Since the crash of 2008, and the recovery which started in 2009, the stock markets (especially the US markets), have been on a steady uptrend.
Chart: S&P 500 index (weekly chart)
Many of us have heard about the 10 year cycle, where the market is supposed to crash once every 10 years, for example the Asian markets during the 1997 currency crisis, and the global markets in 2007 during the subprime crisis.
However, in 2017, we did not see any significant crash or correction, which have led many analysts to rethink the theory.
So, in 2019-2020, should we be expecting a delayed crash, or are we experiencing a structural change in the markets?
If we observe the supercycles of major human technological innovations, we see that each major wave of progress is driven by a major technological innovation, such as the steam engine in the 1700’s or the internet and IT advancements in the 1900’s.

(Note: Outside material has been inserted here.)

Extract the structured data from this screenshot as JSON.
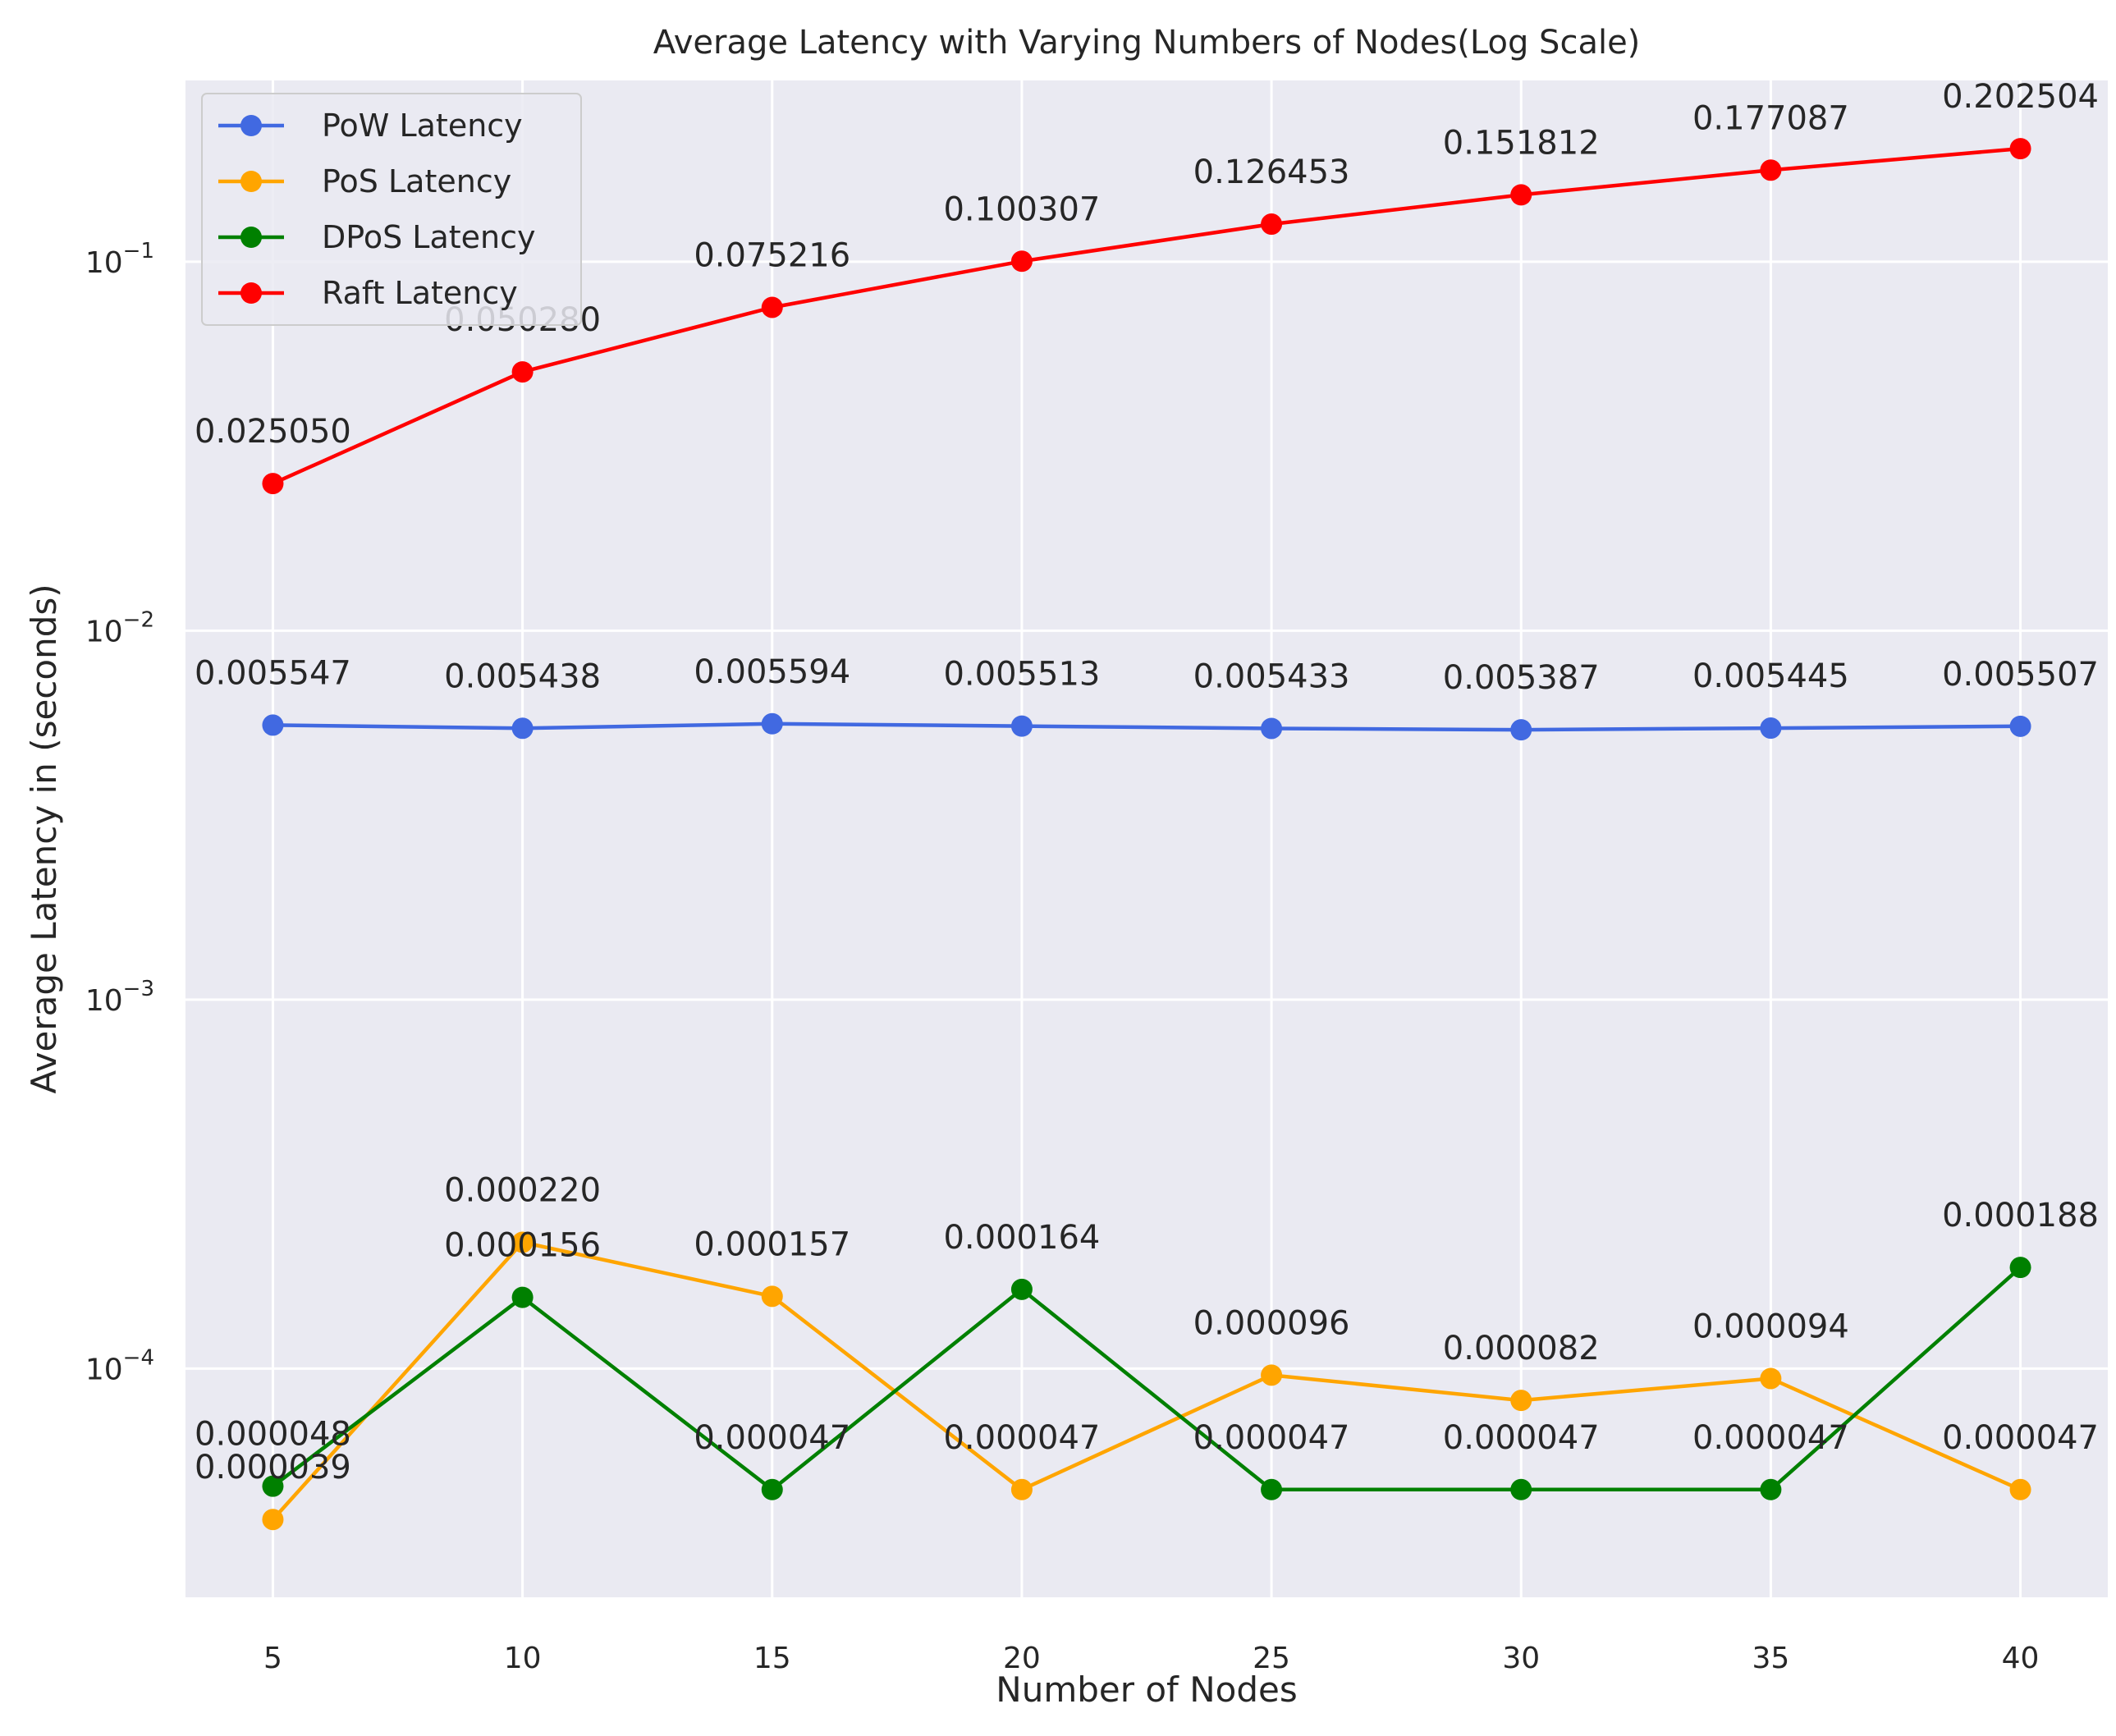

And based on the cycles, we could be in the early stages of the 6th wave, which is going to be driven by the upcoming huge advancements in applications of big data, artificial intelligence, virtual reality, augmented reality, internet of things, and blockchain technology.
Source: The Market Oracle
This means that we could be on the cusp of a super bull market, if these technological advancements are able to create a quantum leap in productivity for businesses and a huge jump in the standards of living across the globe. All these would translate into stronger stock prices, which instead of crashing the market, would propel it to new heights.

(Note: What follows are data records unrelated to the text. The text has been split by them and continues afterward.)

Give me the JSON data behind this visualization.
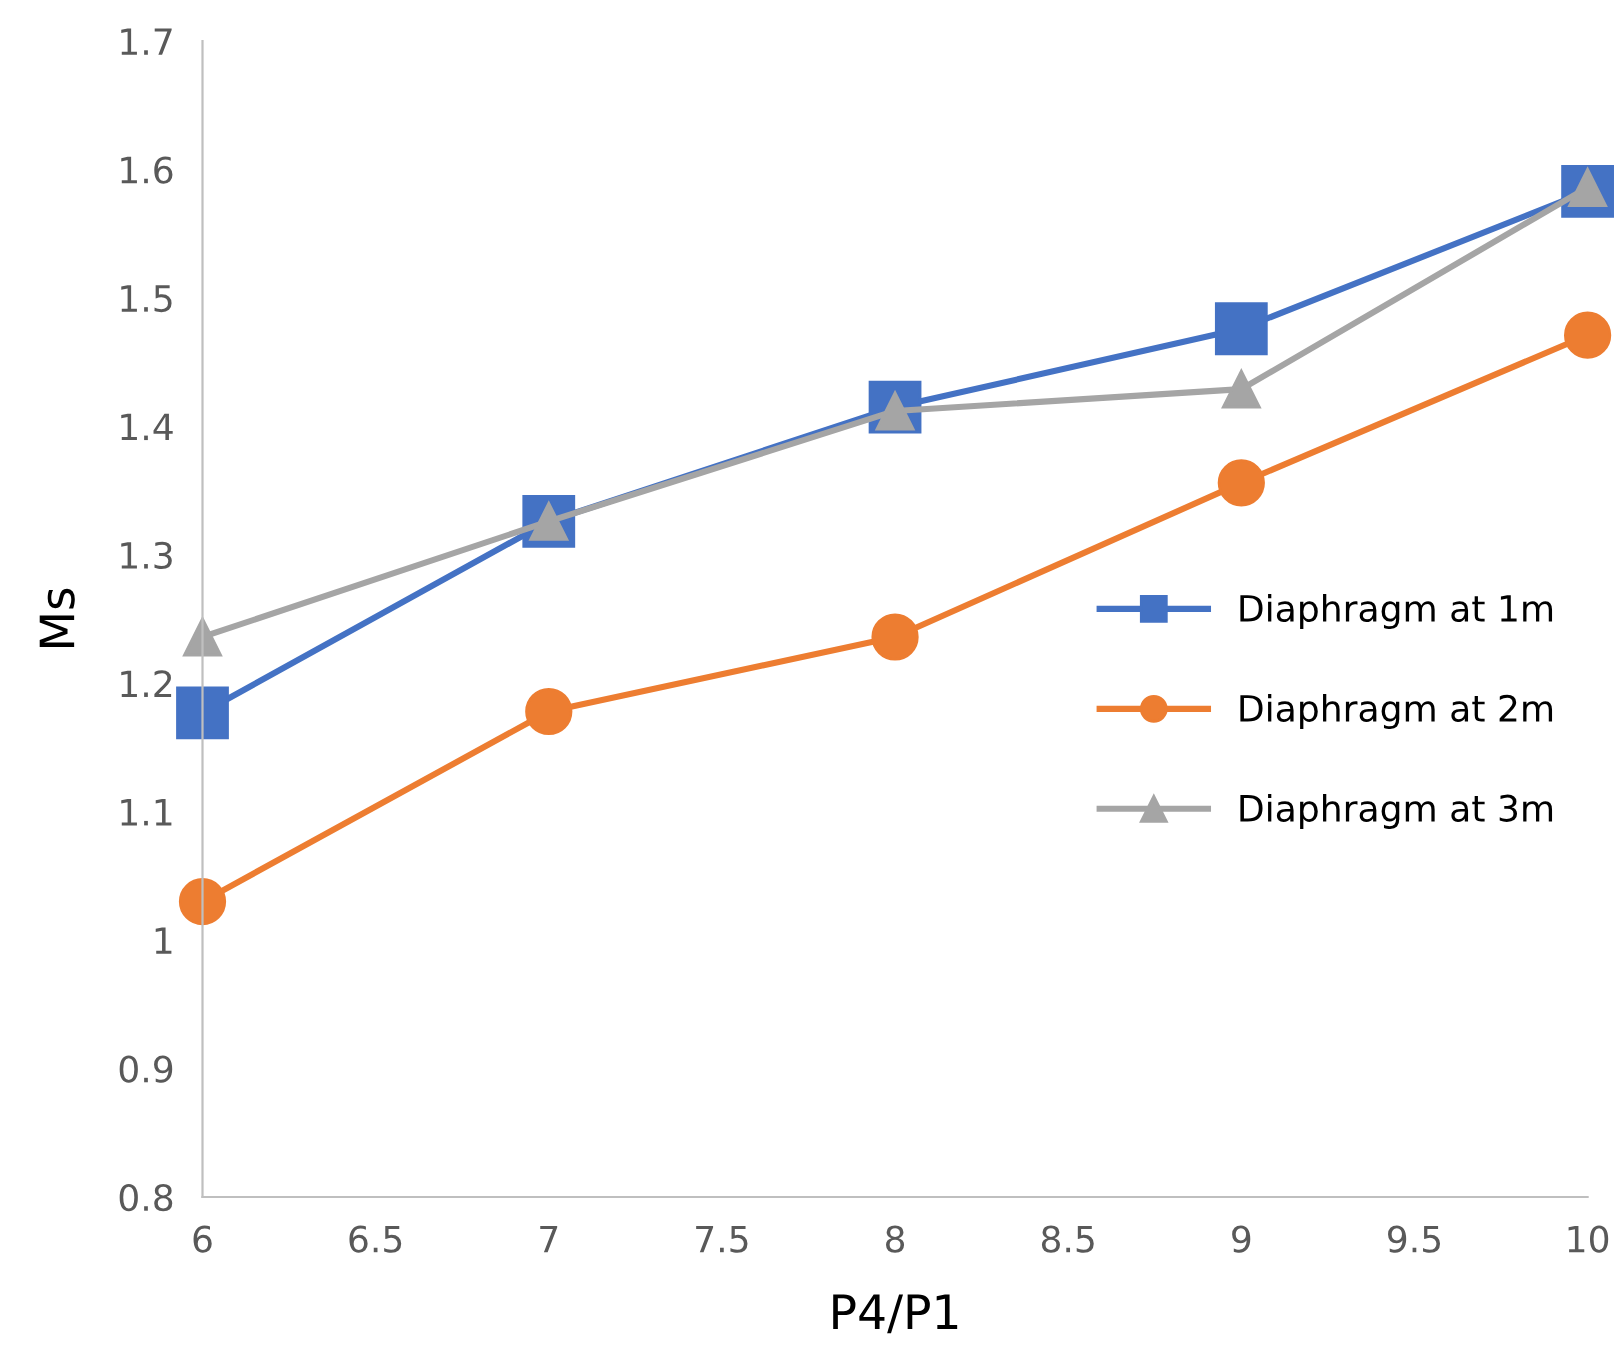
{
  "chart_data": {
    "type": "line",
    "xlabel": "P4/P1",
    "ylabel": "Ms",
    "x": [
      6,
      7,
      8,
      9,
      10
    ],
    "series": [
      {
        "name": "Diaphragm at 1m",
        "color": "#4472c4",
        "marker": "square",
        "values": [
          1.177,
          1.326,
          1.415,
          1.476,
          1.583
        ]
      },
      {
        "name": "Diaphragm at 2m",
        "color": "#ed7d31",
        "marker": "circle",
        "values": [
          1.03,
          1.178,
          1.236,
          1.356,
          1.471
        ]
      },
      {
        "name": "Diaphragm at 3m",
        "color": "#a5a5a5",
        "marker": "triangle",
        "values": [
          1.236,
          1.326,
          1.412,
          1.429,
          1.586
        ]
      }
    ],
    "xlim": [
      6,
      10
    ],
    "ylim": [
      0.8,
      1.7
    ],
    "xticks": [
      6,
      6.5,
      7,
      7.5,
      8,
      8.5,
      9,
      9.5,
      10
    ],
    "yticks": [
      0.8,
      0.9,
      1,
      1.1,
      1.2,
      1.3,
      1.4,
      1.5,
      1.6,
      1.7
    ],
    "grid": false,
    "legend": "right",
    "line_style": "solid"
  }
}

However, there are also major concerns:
- Unequal gains across companies: the major tech companies may soon dominate all industries via the application of new technologies.

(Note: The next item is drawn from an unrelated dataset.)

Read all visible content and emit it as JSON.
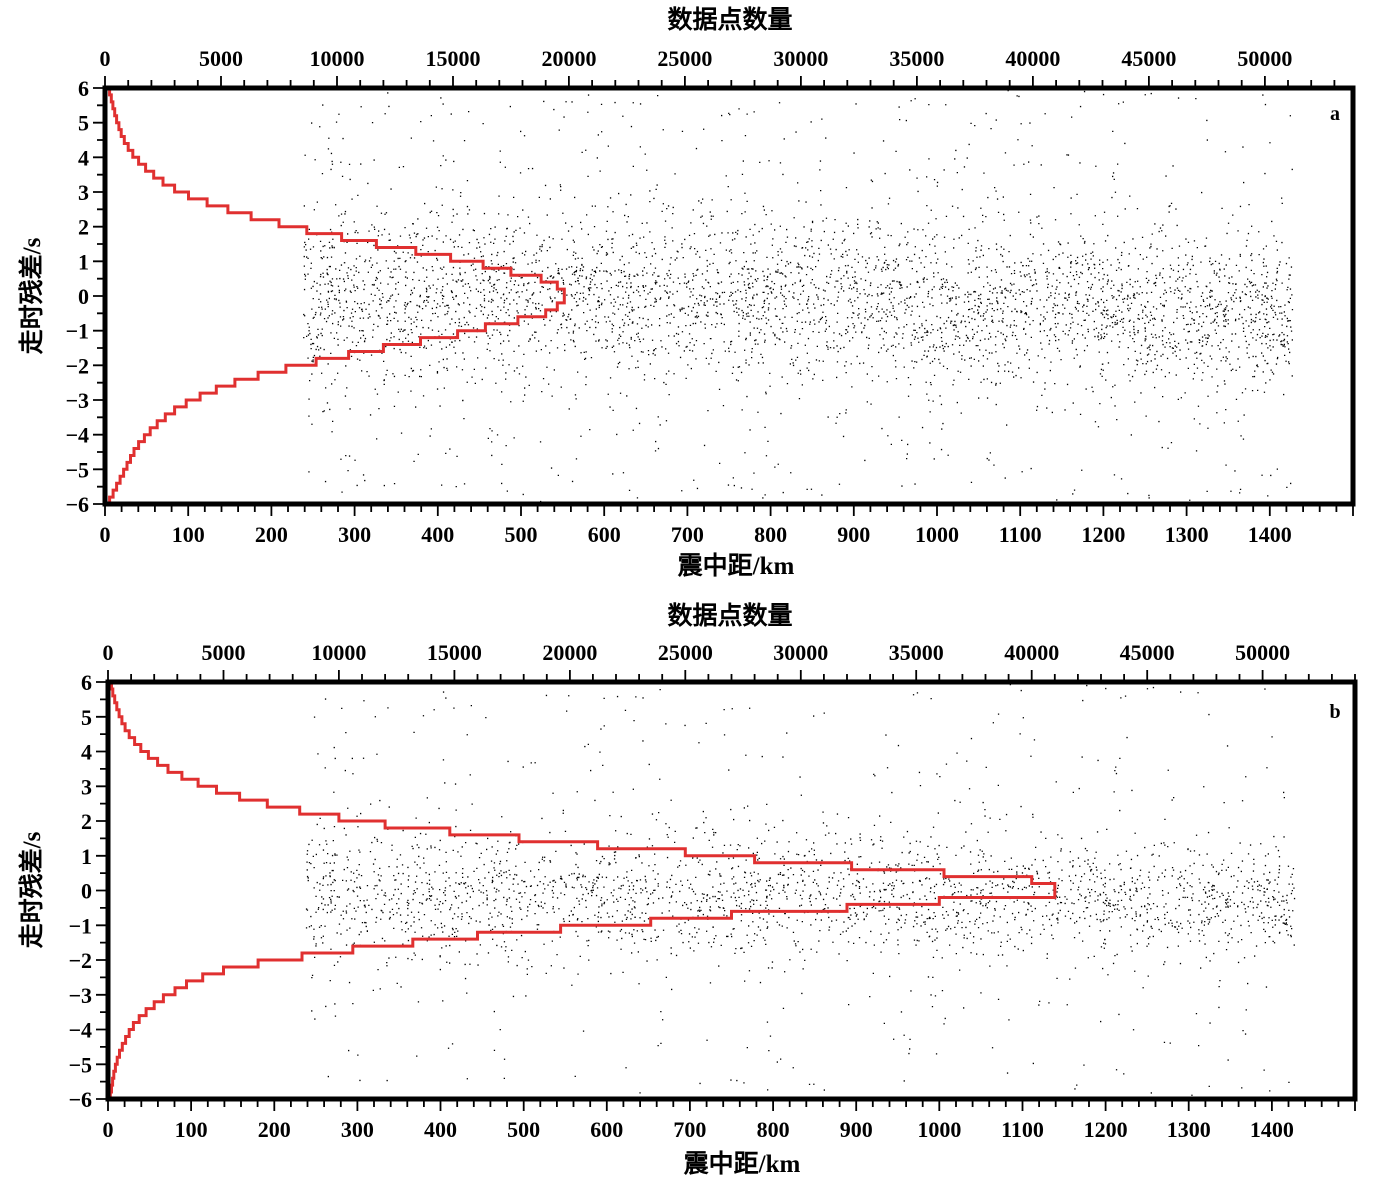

- High unemployment: If machines take all the jobs, what are humans going to do?
- High debt and leverage of US and European economies
- Political risks: clash of superpowers (US and China)
In summary, many retail investors are wary of entering the stock market now because it is at all time highs and has already “gone up a lot” since 2009, hence they are waiting for a “big crash” before going in.
However, this big crash may not come if successful widespread application of new technologies and innovation are able to drive a quantum leap in productivity.